I want to have as much control of the brand as possible on these platforms; it's better for us than a third-party market- place. So for the most part, we are playing with all these major online platforms and we have a pretty healthy business with most of them.
BoF: What will be the biggest challenge of working with companies like Amazon?
CB: The big challenge now is that Amazon is introducing their own private-label apparel business and they're going to be massive in apparel over time. They're already very big, almost $20 billion of apparel. They don't have a private-label jeans brand but they're collecting a lot of data on today’s consumer and I think their real power, over time, is going to be the data they're able to collect on their consumer. It's just a question of time. You've got to love them, work with hem and partner with them; recognise and respect the size and the scale of the business that they have; and recognise that they could become competitors.
BoF: There are also ongoing challenges in the US wholesale business.
CB: Yes, in our largest market, in our largest channel, some of our largest customers are struggling right now. This is part of the disruption that I was talking about. The US is still one-half of our business; about 70 percent of the US business is wholesale — you can do the maths. About a third of the company's overall results reside in this one channel and it largely comes down to a couple of very key customers.
It is difficult to predict where we are heading in the current political environment in the US. We can try to influence it — but we can't control it. We can [only] control what our actions are.
I think it's going to shake out. It may take another year or two, and we're not accepting that our business is just going to decline in wholesale. There are other wholesale players that are performing reasonably well, including smaller chains. To some extent it's about the distribution, the number of doors that you're in and the strength of your business in those doors. As we face inevitable door closures with some of those big customers, we're looking at: where do we have opportunities to add new doors? Not necessarily our own retail business, but other wholesale customers that represent an opportunity for us.
BoF: To add to that, it's clear that the economic and political situation in the US remains ambiguous, with uncertainty around fiscal policy, trade policy, the dollar and issues with immigration. What is the impact?

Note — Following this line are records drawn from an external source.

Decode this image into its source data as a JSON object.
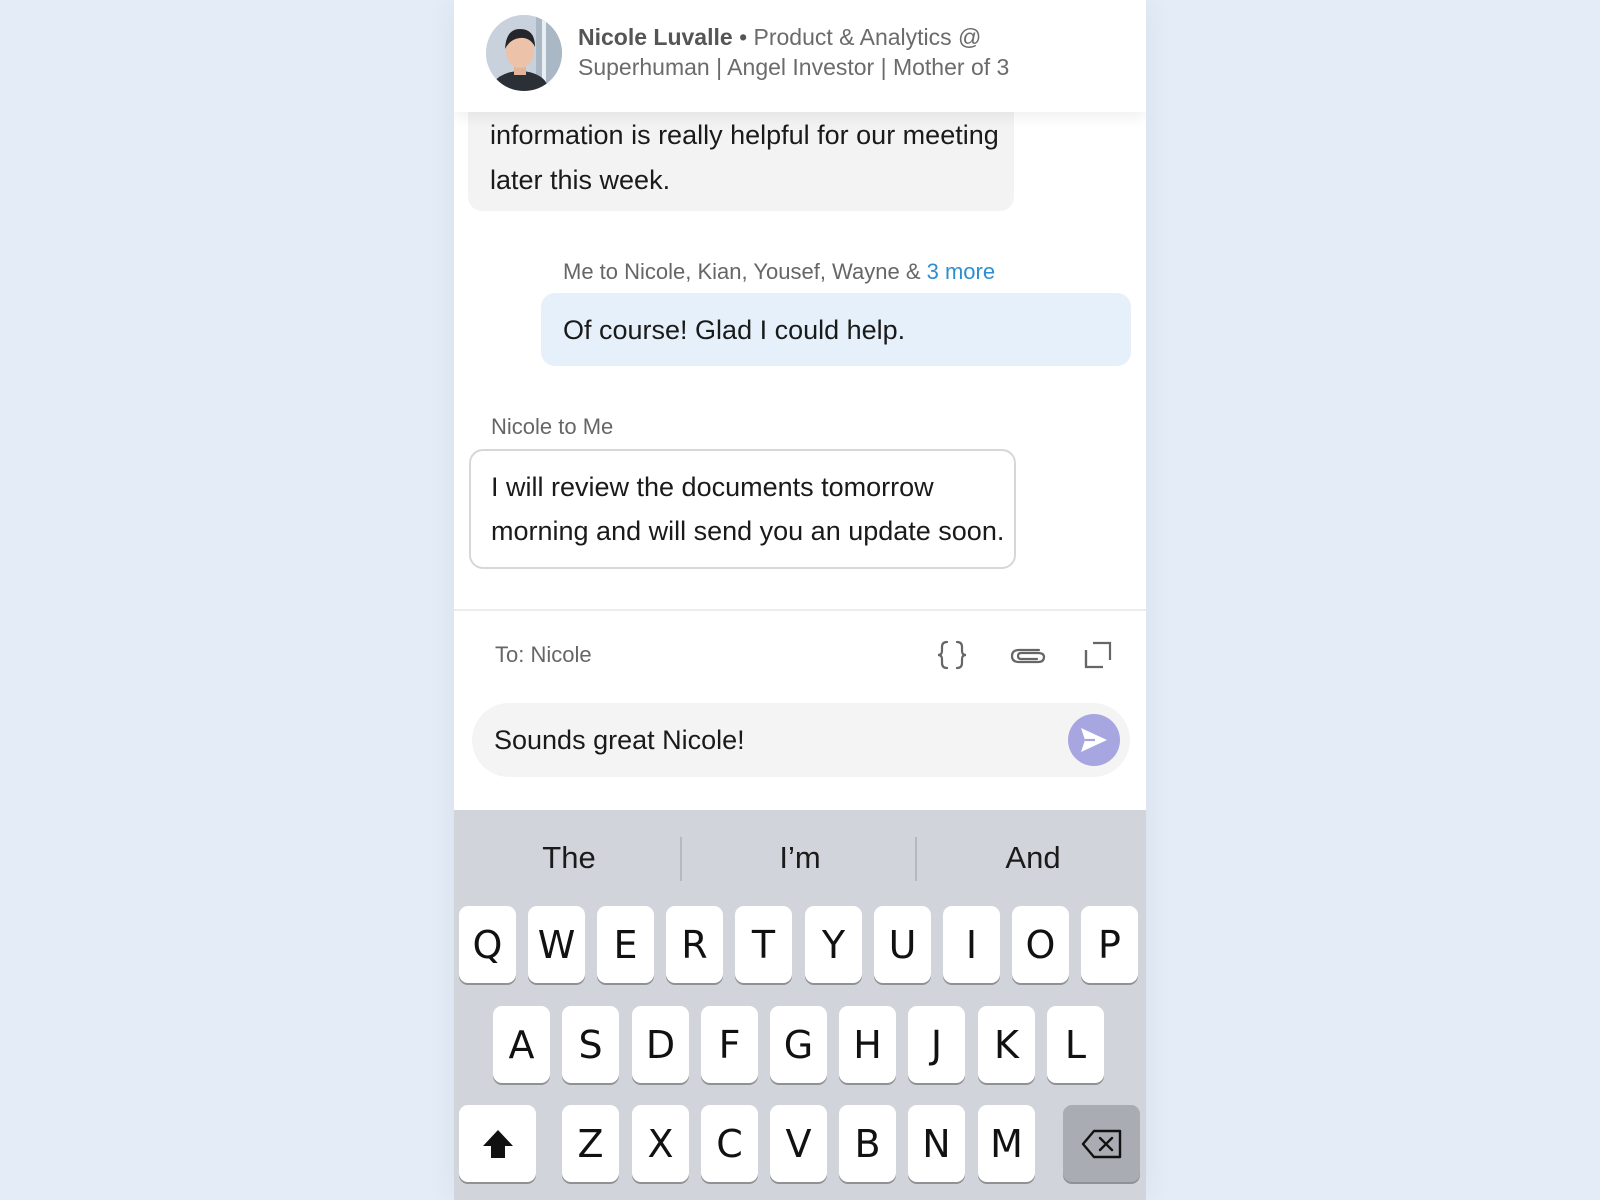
{
  "header": {
    "name": "Nicole Luvalle",
    "separator": "•",
    "subtitle": "Product & Analytics @ Superhuman | Angel Investor | Mother of 3"
  },
  "thread": {
    "prev_message": "information is really helpful for our meeting later this week.",
    "me_meta": "Me to Nicole, Kian, Yousef, Wayne &",
    "me_meta_more": "3 more",
    "me_message": "Of course! Glad I could help.",
    "nicole_meta": "Nicole to Me",
    "nicole_message": "I will review the documents tomorrow morning and will send you an update soon."
  },
  "composer": {
    "to_label": "To: Nicole",
    "input_value": "Sounds great Nicole!",
    "tools": [
      "braces-icon",
      "paperclip-icon",
      "expand-icon"
    ],
    "send_color": "#a8a6e0"
  },
  "keyboard": {
    "suggestions": [
      "The",
      "I’m",
      "And"
    ],
    "row1": [
      "Q",
      "W",
      "E",
      "R",
      "T",
      "Y",
      "U",
      "I",
      "O",
      "P"
    ],
    "row2": [
      "A",
      "S",
      "D",
      "F",
      "G",
      "H",
      "J",
      "K",
      "L"
    ],
    "row3": [
      "Z",
      "X",
      "C",
      "V",
      "B",
      "N",
      "M"
    ],
    "special_keys": [
      "shift-icon",
      "backspace-icon"
    ]
  }
}
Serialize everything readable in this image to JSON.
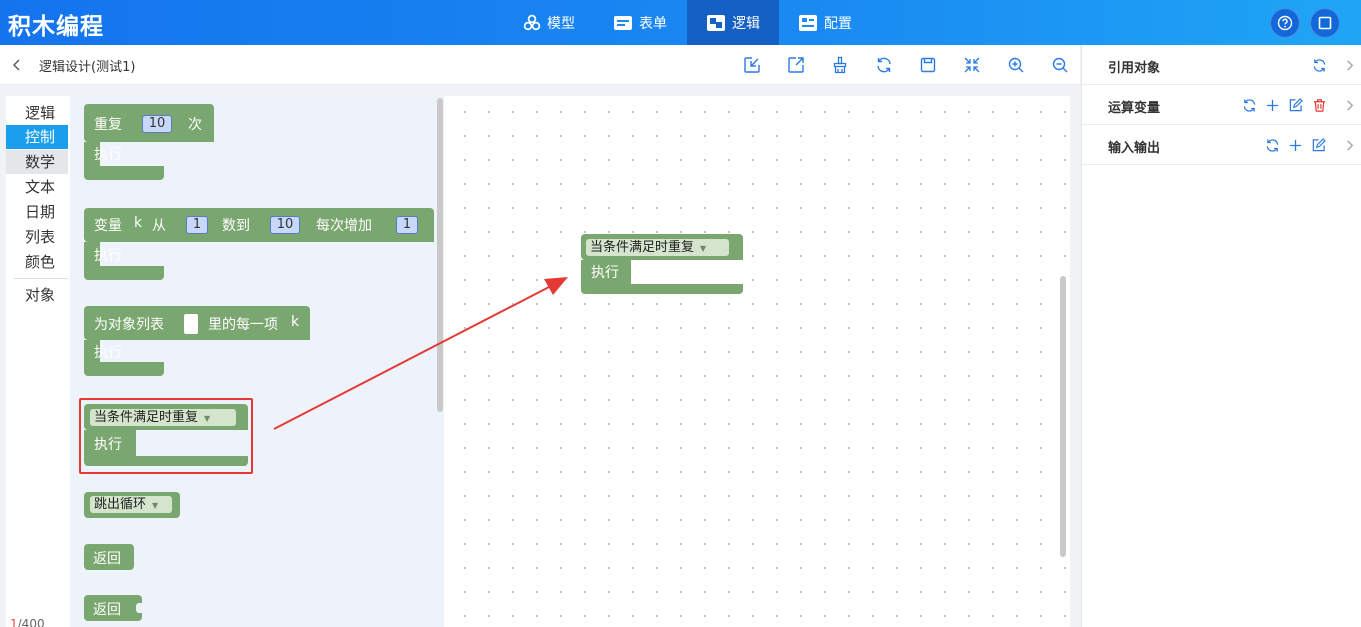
{
  "app": {
    "title": "积木编程"
  },
  "nav": {
    "tabs": [
      {
        "label": "模型",
        "icon": "cubes-icon"
      },
      {
        "label": "表单",
        "icon": "form-icon"
      },
      {
        "label": "逻辑",
        "icon": "logic-blocks-icon",
        "active": true
      },
      {
        "label": "配置",
        "icon": "config-icon"
      }
    ]
  },
  "header_icons": [
    "help-icon",
    "fullscreen-icon"
  ],
  "subheader": {
    "title": "逻辑设计(测试1)"
  },
  "toolbar": [
    "import-icon",
    "export-icon",
    "clean-icon",
    "refresh-icon",
    "save-icon",
    "collapse-icon",
    "zoom-in-icon",
    "zoom-out-icon"
  ],
  "categories": [
    {
      "label": "逻辑"
    },
    {
      "label": "控制",
      "selected": true
    },
    {
      "label": "数学",
      "hover": true
    },
    {
      "label": "文本"
    },
    {
      "label": "日期"
    },
    {
      "label": "列表"
    },
    {
      "label": "颜色"
    },
    {
      "label": "对象"
    }
  ],
  "blocks": {
    "repeat": {
      "label": "重复",
      "times": "10",
      "suffix": "次",
      "do": "执行"
    },
    "for": {
      "var_label": "变量",
      "var": "k",
      "from_label": "从",
      "from": "1",
      "to_label": "数到",
      "to": "10",
      "step_label": "每次增加",
      "step": "1",
      "do": "执行"
    },
    "foreach": {
      "label": "为对象列表",
      "mid": "里的每一项",
      "var": "k",
      "do": "执行"
    },
    "while": {
      "mode": "当条件满足时重复",
      "do": "执行"
    },
    "break": {
      "mode": "跳出循环"
    },
    "return": {
      "label": "返回"
    },
    "return2": {
      "label": "返回"
    }
  },
  "canvas_block": {
    "mode": "当条件满足时重复",
    "do": "执行"
  },
  "counter": {
    "current": "1",
    "total": "/400"
  },
  "right_panel": {
    "rows": [
      {
        "label": "引用对象",
        "icons": [
          "refresh-icon"
        ]
      },
      {
        "label": "运算变量",
        "icons": [
          "refresh-icon",
          "add-icon",
          "edit-icon",
          "delete-icon"
        ]
      },
      {
        "label": "输入输出",
        "icons": [
          "refresh-icon",
          "add-icon",
          "edit-icon"
        ]
      }
    ]
  },
  "colors": {
    "accent": "#1b9fec",
    "block": "#7aa66f",
    "highlight": "#e53935"
  }
}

CB: There are some pretty gloomy scenarios out there, whether it's border adjusted tax [or] NAFTA falling apart. Any one of these things could have a major impact on the apparel industry here in the US. I made a trip to DC two or three months ago to meet with some of the administration as well as some congressmen and senators about the border adjusted tax. For Levi Strauss & Company, if the border adjusted tax was put into place, this company would make no money, even our profitability would go negative. That's how big of an impact it would have on us. Almost 99 percent of the apparel industry is imported; the way the tax was going to work is we would've had to pay taxes on the full value of the goods that were being imported.
What's going to happen with NAFTA? Nobody really knows. We're in the midst now of trying to negotiate, but every now and then you hear, “Well we're just going to walk away from it.” The hardest thing is the unpredictability of what's going to happen in Washington.
BoF: What's your strategy for managing through this period of uncertainty?
CB: We've been around for [almost] 164 years. We've seen 30-plus presidents and administrations come and go and we've been through it all. We've been through world wars, we've been through the Great Depression. I'm a big believer on focusing on the things that you can control. It is difficult to predict where we are heading in the current political environment in the US. We can try to influence it, but we can't control it. We can [only] control what our actions are. We can control where and how we're going to allocate the critical resources — whether it's money or people or whatever — to deliver the growth that we expect from ourselves and have committed to our shareholders.
BoF: What do you think are the themes to watch out for in 2018?
CB: One is the role of big data and artificial intelligence, and how brands and companies really begin to leverage that to do a better job of connecting with consumers and even formulating what their products and assortments look like. The second big thing is this whole fourth industrial revolution [and] the impact of digital, whether it's 3D printing or graphic printing. Over time these things are going to have an impact on the industry and how brands tap into the digital world. The digitalisation of manufacturing is going to become more of a factor in this industry over the next couple of years.
The last thing is I do think a shakeout is coming. There are going to be winners and losers. There are going to be brands that aren't going to make it. You can probably run down the list almost as easily as I can. There are a lot of brands [weighed down by debt] that are highly dependent on customers that aren't doing very well. I think [only the] strong brands are going to survive and that's why I keep coming back to the strength of the Levi's brand as one of the biggest assets we have. I'm really focused on how do we make it even stronger.
This interview has been edited and condensed.